Когда-то у Стефана Неймана была душа. А потом он о ней забыл. Запечатал поглубже, отсёк, как ненужный рудимент. Но, наверное, это не вытравить в себе до конца. Потому что он смотрел на девушку и понимал: что-то ворочается в груди, болит, с хрустом ломая барьеры и заборы, которые он так тщательно возводил много лет.

Он берёг её ото всех. Прятал от лишних глаз. Нет, не заточил в темнице, не закрыл в квартире, но никогда и никому не рассказывал, что в его жизни появилась девушка-загадка, нежный лотос, экзотическая бабочка, что чудом выросла на чужеродной почве, смогла выжить в огромном мегаполисе и не потерять свою чистоту и необычность.

– Поцелуй меня, – он сперва даже ушам не поверил.

Но Элина смотрела мягко, глаза излучали свет – насыщенно-голубой, как небо в жаркий день. Волосы мягким облаком вились над её головой и, подсвеченные лучами солнца, казались нимбом.

– Ну поцелуй же меня, – частыми осколками ломался её смех, распадаясь хрустальными шариками. – Не бойся, Стефан, я не кусаюсь.

Он не боялся. Замер от взрыва эмоций, что жгли грудную клетку и просились наружу.

Ей восемнадцать. Ему двадцать шесть. Она девочка. Он – холодный монстр, давно пославший этот мир в ад.

Элина сделала шаг и прикоснулась ладонью к его щеке – кончиками пальцев провела по щетине, улыбнулась робко. Глаза её сияли. Стефан поцеловал эти пальчики, понимая, что теряет тормоза.

Губы у неё мягкие, красивые, пухлые. Невинный рот, который он сейчас сомнёт в поцелуе. Может, поэтому медлил. Не хотел её напугать силой своего желания, мощью напора.

Элина посмотрела робко. Кинула взгляд из-под ресниц. Щёки её окрасил румянец. Наверное, все её силы ушли на то, чтобы сделать такой невероятно смелый шаг.

Они знакомы около трёх месяцев, и Стефан знал: не тронет её и пальцем, пока она не будет готова.

Это были не стандартные ухаживания, а нечто большее. Почти сразу. С того мгновения, как он её увидел. Он знал: если будет нужно, убьёт за неё. Пойдёт на костёр, сгорит в аду, но защитит от людей и мира.

Стефан не дарил цветы, не откупался украшениями, но давал Элине всё необходимое – без просьб и намёков. Да она ничего и не просила. Он сам.

Снял квартиру, когда увидел, где она живёт. Дал карточку, чтобы Элина ни в чём не нуждалась. Следил, чтобы в доме всегда была здоровая и полезная еда.

Она принимала всё со стеснением. Смущалась, смотрела робко из-подо лба.

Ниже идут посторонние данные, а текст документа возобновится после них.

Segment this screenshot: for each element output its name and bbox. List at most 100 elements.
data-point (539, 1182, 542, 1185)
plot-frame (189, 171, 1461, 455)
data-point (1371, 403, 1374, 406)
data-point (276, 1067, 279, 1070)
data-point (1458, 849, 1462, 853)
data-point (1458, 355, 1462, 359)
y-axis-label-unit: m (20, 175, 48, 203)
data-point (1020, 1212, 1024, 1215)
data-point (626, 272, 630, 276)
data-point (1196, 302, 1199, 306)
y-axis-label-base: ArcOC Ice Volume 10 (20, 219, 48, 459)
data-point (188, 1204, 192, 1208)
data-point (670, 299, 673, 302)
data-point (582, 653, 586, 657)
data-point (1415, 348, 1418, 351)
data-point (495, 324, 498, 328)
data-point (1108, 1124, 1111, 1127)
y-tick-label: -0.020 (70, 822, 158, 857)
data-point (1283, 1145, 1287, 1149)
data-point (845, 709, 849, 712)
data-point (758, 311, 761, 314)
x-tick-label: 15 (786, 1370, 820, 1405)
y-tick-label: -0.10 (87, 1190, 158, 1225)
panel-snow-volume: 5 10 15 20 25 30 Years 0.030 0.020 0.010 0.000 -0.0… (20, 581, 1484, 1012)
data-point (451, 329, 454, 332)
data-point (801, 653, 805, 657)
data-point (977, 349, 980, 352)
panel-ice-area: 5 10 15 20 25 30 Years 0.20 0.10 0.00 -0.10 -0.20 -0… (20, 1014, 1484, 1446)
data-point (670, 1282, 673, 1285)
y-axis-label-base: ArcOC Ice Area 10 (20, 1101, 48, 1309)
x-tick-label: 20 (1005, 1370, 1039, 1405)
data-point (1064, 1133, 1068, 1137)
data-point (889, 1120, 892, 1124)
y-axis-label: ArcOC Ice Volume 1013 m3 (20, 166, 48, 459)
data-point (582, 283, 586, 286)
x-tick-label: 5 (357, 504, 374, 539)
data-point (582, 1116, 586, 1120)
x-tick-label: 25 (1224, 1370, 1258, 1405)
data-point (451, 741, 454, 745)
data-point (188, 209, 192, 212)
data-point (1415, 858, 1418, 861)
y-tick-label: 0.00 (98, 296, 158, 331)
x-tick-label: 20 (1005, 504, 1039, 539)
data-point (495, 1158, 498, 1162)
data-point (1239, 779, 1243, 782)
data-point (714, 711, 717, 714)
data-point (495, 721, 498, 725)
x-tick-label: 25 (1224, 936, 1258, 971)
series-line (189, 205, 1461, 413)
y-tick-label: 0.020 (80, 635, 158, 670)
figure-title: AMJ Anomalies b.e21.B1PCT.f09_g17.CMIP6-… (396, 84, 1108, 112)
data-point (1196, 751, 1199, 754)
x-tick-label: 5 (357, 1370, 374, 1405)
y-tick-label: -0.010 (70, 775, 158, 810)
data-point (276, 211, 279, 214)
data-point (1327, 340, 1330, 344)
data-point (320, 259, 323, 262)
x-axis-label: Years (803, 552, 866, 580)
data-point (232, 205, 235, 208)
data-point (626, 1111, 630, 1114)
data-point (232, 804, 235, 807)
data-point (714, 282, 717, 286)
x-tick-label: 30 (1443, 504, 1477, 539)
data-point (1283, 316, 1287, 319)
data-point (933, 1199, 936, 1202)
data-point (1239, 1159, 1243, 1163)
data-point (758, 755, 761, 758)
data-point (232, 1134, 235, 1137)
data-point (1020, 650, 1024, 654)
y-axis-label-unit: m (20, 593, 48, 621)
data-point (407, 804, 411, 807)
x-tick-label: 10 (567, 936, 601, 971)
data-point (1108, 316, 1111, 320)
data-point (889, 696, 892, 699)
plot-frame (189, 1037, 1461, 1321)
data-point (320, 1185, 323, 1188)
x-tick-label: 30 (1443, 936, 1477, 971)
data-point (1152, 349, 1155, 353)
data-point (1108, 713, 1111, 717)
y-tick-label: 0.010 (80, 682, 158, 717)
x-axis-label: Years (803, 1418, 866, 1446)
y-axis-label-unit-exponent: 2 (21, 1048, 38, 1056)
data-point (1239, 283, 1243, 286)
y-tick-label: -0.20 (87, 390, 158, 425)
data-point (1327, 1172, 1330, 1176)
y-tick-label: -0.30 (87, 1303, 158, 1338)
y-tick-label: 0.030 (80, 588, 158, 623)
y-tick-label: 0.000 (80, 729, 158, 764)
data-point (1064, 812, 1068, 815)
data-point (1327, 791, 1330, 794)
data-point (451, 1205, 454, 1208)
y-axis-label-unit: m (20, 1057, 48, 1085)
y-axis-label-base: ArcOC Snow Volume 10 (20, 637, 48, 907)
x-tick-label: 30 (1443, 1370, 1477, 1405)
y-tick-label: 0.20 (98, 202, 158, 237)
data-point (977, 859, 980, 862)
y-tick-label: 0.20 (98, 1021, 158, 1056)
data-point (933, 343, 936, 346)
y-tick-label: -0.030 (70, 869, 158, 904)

Её большие глаза светились кротостью, подсвеченной слезами, которым она не давала пролиться.

И вот от этой молчаливой благодарности Стефану хотелось сделать для Элины больше, гораздо больше, чем он давал. Да он готов был наизнанку вывернуться, лишь бы его девочка была спокойна и ни в чём не нуждалась.

Она стоит перед ним – такая робкая и такая желанная. Ещё миг – и отступит, подумав, что отвергнута. Он читает это по её лицу, по тени, что пролегает между бровей – изломанных напряжением. Стефан видит, как дрожат её губы.

– Девочка моя, – гладит он её нежные щёки, а затем привлекает к себе – осторожно, чтобы не напугать, не спугнуть её доверчивость и смелое отчаяние.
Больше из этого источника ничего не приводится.